Hauptsache, dem Willi geht´s gut!

Willi hieß mein Vater. Jahrgang 1926. Einer von denen, die noch Soldat waren im 2. Weltkrieg. Meine Mutter war unwesentlich jünger als mein Vater und wenn ich früher meine Mutter fragte: „Wie geht´s Dir?“, sagte sie immer nach einer kurzen Pause des Nachdenkens im gleichen Tonfall: „Wenn es dem Willi gut geht, geht’s mir auch gut!“

Ich lernte also, dass Frauen offensichtlich emotional nicht FÜR SICH selbst ausgerichtet waren. Sondern in erster Linie angedockt waren an das Wohlgefühl ihrer Partner/Männer. Meine Mutter war nie unglücklich dabei, wenn sie das sagte und auch insgesamt ist sie – bis heute – (sie ist mittlerweile 84 Jahre) eine STARKE FRAU. Sie hat immer auch ihren Willen deutlich gemacht, war keine, die immer nur brav ab genickt hat, wenn Männer zweifelhafte Anekdoten erzählten.

„Erst die Anderen,..dann ich!“ Ist allerdings eine innere Ausrichtung, die ich bis in die moderne Frauengeneration wahrnehmen kann. „Ich kann das erst machen, wenn meine Kinder in der Schule wieder besser sind.“ „Ich werde mich erst von dieser Arbeitsstelle verabschieden, wenn mein Mann wieder glücklich aus Singapur zurück ist.“ „Ich kann doch erst Karriere machen, wenn mein Chef sagt, ich sei dazu in der Lage.“  Wir Frauen können uns so gut unsere Bedürfnisse in die zweite Reihe stellen. Wobei? Können wir es wirklich gut? Mein Eindruck in meinen Beratungen ist: NEIN! Frauen, die ihre Bedürfnisse zu oft zurückstellen, sind oft hochgradig aggressiv. Wenn sie es mal raus lassen. Dann kommt eine Wut! Im Coaching kann diese Wut gut genutzt werden, damit die Bedürfnisse nun endlich zum Leben erweckt werden. Insofern könntest Du Dich fragen, falls Du überraschend schnell in Wut kommst: Was ist eigentlich mein Bedürfnis? Welches Bedürfnis habe ich in diesem Moment? Welche Lebensmotive und Bedürfnisse stecken in mir? Werde immer mehr Gestalterin Deines Lebens(t)raums. Und übrigens: Dein Partner/In wird sich sehr darüber freun, wenn Du dann entspannt und glücklich bist!

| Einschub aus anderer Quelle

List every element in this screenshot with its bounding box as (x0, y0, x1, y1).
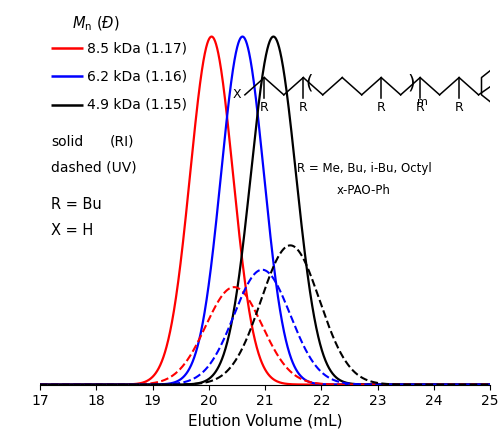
Text: 6.2 kDa (1.16): 6.2 kDa (1.16) (88, 69, 188, 83)
Text: dashed (UV): dashed (UV) (52, 161, 137, 175)
X-axis label: Elution Volume (mL): Elution Volume (mL) (188, 414, 342, 429)
Text: X = H: X = H (52, 223, 94, 238)
Text: 4.9 kDa (1.15): 4.9 kDa (1.15) (88, 97, 187, 111)
Text: R = Bu: R = Bu (52, 197, 102, 212)
Text: (RI): (RI) (110, 135, 134, 149)
Text: $M_\mathregular{n}$ ($\it{Đ}$): $M_\mathregular{n}$ ($\it{Đ}$) (72, 14, 119, 33)
Text: solid: solid (52, 135, 84, 149)
Text: 8.5 kDa (1.17): 8.5 kDa (1.17) (88, 41, 187, 55)
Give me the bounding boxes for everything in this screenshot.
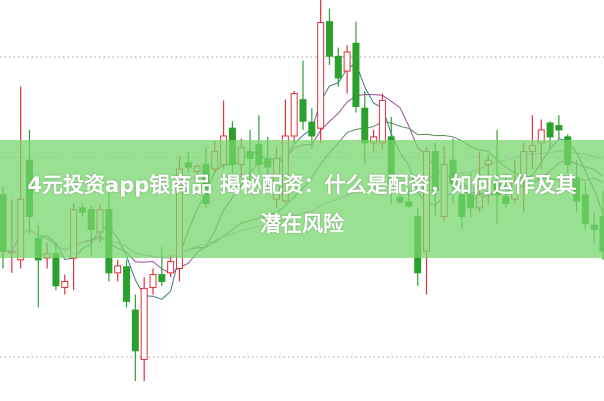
candle-down bbox=[308, 121, 316, 137]
candle-down bbox=[352, 42, 360, 108]
article-title: 4元投资app银商品 揭秘配资：什么是配资，如何运作及其潜在风险 bbox=[27, 173, 577, 236]
candle-down bbox=[123, 266, 131, 302]
candle-up bbox=[167, 261, 175, 274]
candle-up bbox=[343, 51, 351, 72]
candle-up bbox=[317, 22, 325, 129]
candle-up bbox=[114, 265, 122, 274]
candle-down bbox=[334, 55, 342, 79]
title-banner bbox=[0, 140, 604, 258]
candle-up bbox=[290, 93, 298, 137]
candle-down bbox=[361, 107, 369, 144]
candle-down bbox=[299, 99, 307, 122]
candle-up bbox=[61, 280, 69, 289]
candle-down bbox=[131, 309, 139, 352]
candle-down bbox=[555, 125, 563, 131]
candle-down bbox=[325, 21, 333, 57]
candle-down bbox=[546, 122, 554, 138]
candle-down bbox=[158, 274, 166, 282]
candle-up bbox=[378, 99, 386, 144]
candle-up bbox=[140, 287, 148, 360]
candle-up bbox=[149, 274, 157, 289]
candle-down bbox=[52, 253, 60, 287]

  • Ui, das finde ich jetzt insgesamt sehr schlicht zusammengefasst!

    Ich finde es ganz normal, dass das eigene Wohlbefinden auch davon abhängt, wie es den Menschen um mich herumgeht. Das nennt man manchmal Rücksichtnahme und manchmal Liebe. Aber stellt man sich damit in die zweite Reihe, wenn man seine liebevollen Gefühle zeigt?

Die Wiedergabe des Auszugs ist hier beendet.